De RCT van Rynn (2007) concludeerde dat extended-release venlafaxine een effectieve behandeling is voor kinderen met gegeneraliseerde angststoornis (RR 1.44, 95%, CI: 1.19 – 1.75) (Rynn, 2007; Ipser, 2009). Echter, in deze RCT is het niet duidelijk hoe de randomisatieprocedure en blindering (inclusie, patiënten, behandelaars, beoordelaars) zijn uitgevoerd.

Er is nog geen placebo-gecontroleerd onderzoek verricht bij kinderen en adolescenten met een paniekstoornis.
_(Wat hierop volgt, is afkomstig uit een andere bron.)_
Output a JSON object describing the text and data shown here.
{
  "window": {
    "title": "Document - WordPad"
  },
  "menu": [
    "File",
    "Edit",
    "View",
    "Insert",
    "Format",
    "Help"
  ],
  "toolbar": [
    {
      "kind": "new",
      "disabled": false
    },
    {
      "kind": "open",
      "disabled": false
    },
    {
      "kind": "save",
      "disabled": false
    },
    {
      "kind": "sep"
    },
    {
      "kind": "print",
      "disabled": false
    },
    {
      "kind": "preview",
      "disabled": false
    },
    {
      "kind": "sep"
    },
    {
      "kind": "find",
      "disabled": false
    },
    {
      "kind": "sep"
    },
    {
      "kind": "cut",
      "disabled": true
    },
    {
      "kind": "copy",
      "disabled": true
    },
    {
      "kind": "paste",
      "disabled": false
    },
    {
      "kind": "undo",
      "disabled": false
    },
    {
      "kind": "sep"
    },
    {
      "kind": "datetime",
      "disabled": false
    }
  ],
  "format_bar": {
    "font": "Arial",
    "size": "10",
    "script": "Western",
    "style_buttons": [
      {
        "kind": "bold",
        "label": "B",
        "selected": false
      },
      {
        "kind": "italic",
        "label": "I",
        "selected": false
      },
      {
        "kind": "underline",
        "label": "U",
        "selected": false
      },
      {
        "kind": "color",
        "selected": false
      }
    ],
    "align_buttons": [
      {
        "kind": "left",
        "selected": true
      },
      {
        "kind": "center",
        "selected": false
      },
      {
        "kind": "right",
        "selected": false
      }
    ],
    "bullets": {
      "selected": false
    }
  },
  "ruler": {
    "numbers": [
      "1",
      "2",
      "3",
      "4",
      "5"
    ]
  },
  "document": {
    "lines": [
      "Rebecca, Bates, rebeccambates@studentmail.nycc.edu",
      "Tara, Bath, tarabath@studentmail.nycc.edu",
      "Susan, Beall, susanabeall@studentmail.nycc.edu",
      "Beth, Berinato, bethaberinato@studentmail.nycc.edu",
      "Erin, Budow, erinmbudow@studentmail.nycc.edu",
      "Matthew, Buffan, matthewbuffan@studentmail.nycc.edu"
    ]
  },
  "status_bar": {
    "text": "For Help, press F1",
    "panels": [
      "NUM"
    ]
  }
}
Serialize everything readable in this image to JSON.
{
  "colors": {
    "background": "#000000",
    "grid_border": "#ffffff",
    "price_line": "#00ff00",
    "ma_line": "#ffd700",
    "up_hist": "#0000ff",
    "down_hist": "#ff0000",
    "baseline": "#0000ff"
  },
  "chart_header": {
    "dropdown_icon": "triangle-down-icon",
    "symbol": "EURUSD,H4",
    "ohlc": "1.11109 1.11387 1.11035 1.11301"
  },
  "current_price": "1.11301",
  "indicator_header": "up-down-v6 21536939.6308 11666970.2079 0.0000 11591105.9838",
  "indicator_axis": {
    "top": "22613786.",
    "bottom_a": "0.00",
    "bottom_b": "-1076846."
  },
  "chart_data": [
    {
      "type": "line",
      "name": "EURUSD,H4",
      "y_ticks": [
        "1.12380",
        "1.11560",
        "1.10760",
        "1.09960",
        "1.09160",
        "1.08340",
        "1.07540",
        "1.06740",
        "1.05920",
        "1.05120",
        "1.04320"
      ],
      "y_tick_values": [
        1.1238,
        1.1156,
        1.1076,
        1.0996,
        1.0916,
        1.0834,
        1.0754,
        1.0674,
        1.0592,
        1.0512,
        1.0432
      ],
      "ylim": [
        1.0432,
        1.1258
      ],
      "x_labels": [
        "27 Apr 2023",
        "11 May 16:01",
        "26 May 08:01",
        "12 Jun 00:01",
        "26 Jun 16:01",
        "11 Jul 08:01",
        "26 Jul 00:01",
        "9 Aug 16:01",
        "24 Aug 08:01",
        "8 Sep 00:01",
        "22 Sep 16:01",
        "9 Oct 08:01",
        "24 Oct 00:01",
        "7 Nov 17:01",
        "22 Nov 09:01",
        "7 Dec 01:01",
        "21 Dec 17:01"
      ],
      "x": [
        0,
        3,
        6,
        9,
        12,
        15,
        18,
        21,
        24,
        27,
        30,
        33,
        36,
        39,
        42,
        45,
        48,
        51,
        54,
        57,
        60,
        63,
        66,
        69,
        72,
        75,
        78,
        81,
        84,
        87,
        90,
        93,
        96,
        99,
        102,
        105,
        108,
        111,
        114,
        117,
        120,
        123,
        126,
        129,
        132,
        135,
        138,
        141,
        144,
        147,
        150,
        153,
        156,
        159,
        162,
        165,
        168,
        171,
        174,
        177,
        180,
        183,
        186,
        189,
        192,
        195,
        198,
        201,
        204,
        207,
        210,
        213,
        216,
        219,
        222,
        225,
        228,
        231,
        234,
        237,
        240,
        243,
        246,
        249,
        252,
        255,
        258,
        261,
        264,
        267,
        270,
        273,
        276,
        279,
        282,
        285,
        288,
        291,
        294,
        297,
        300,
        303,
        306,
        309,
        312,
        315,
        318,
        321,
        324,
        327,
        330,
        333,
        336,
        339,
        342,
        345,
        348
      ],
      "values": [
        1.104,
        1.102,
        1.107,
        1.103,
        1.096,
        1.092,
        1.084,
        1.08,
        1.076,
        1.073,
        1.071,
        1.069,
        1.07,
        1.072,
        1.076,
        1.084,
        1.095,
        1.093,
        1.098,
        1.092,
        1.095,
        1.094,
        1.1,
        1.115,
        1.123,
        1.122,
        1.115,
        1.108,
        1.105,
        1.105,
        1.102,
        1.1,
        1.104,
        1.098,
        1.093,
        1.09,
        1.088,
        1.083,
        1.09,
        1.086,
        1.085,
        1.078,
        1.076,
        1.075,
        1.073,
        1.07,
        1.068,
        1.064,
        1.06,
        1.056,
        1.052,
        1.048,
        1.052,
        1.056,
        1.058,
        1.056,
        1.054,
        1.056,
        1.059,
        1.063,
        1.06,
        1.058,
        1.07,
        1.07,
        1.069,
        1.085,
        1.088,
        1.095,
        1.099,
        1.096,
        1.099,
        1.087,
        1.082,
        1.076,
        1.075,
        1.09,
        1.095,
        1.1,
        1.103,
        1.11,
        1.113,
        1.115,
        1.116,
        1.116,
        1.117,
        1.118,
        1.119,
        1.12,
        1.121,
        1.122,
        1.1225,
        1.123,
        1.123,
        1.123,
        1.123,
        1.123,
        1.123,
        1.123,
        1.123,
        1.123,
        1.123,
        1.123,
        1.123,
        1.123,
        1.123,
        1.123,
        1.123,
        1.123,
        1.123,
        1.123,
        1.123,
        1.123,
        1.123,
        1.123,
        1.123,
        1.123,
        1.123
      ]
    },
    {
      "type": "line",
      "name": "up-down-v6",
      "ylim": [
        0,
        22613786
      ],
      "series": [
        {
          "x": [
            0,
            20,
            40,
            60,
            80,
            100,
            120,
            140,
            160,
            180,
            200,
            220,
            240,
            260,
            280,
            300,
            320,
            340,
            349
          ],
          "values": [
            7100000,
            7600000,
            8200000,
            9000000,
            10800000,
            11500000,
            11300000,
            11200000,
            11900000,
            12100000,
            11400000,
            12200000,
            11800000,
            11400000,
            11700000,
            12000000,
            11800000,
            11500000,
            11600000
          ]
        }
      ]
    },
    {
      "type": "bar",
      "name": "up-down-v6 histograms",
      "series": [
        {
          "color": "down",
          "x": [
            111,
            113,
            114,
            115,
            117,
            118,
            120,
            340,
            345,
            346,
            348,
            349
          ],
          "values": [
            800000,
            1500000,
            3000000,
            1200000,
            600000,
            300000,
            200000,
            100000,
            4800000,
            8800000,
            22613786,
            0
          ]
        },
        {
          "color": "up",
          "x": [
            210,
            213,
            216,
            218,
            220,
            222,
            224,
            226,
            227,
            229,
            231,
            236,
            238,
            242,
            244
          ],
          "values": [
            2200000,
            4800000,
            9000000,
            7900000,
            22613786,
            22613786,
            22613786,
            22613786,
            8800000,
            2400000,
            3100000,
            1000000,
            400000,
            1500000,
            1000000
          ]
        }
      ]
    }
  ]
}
Dit zal onder andere verband houden met de lage prevalentie van deze stoornis bij deze leeftijdsgroep. In de klinische praktijk worden hierbij, als CGT ontoereikend is, ook wel SSRI’s voorgeschreven. Evenmin is placebo-gecontroleerd onderzoek verricht bij kinderen en adolescenten met een enkelvoudige fobie. 

Belangrijke informatie

Veiligheid: Vanaf 2003 is zorg ontstaan over het verhoogd risico op een aantal psychiatrische bijwerkingen zoals suïcidaliteit, automutilatie en vijandigheid. Het is aannemelijk dat deze discussie ook voor kinderen met andere internaliserende stoornissen dan depressie gevoerd moet worden. Wel is belangrijk om te vermelden dat de waarschuwing betreffende SSRI’s is gebaseerd op onderzoeken uitgevoerd bij kinderen met als primaire diagnose depressie en dus niet bij angststoornissen (JAACAP, 2007). De fabrikant raadt af paroxetine en venlafaxine voor te schrijven bij kinderen.

Bijwerkingen: Het kan moeilijk zijn om de bijwerkingen te onderscheiden van de symptomen van de behandelde stoornis, bijvoorbeeld in geval van nervositeit bij een angstige adolescent. Voor het verminderen van onttrekkingsverschijnselen, wordt aangeraden de medicatie “uit te sluipen” bij het staken van een SSRI.

Toepasbaarheid: Systematisch onderzoek naar de werkzaamheid van SSRI’s bij kinderen en adolescenten met angststoornissen met comorbiditeit is nog niet verricht. Over de veiligheid en werkzaamheid van SSRI’s bij kinderen die jonger zijn dan zes jaar zijn geen gegevens beschikbaar.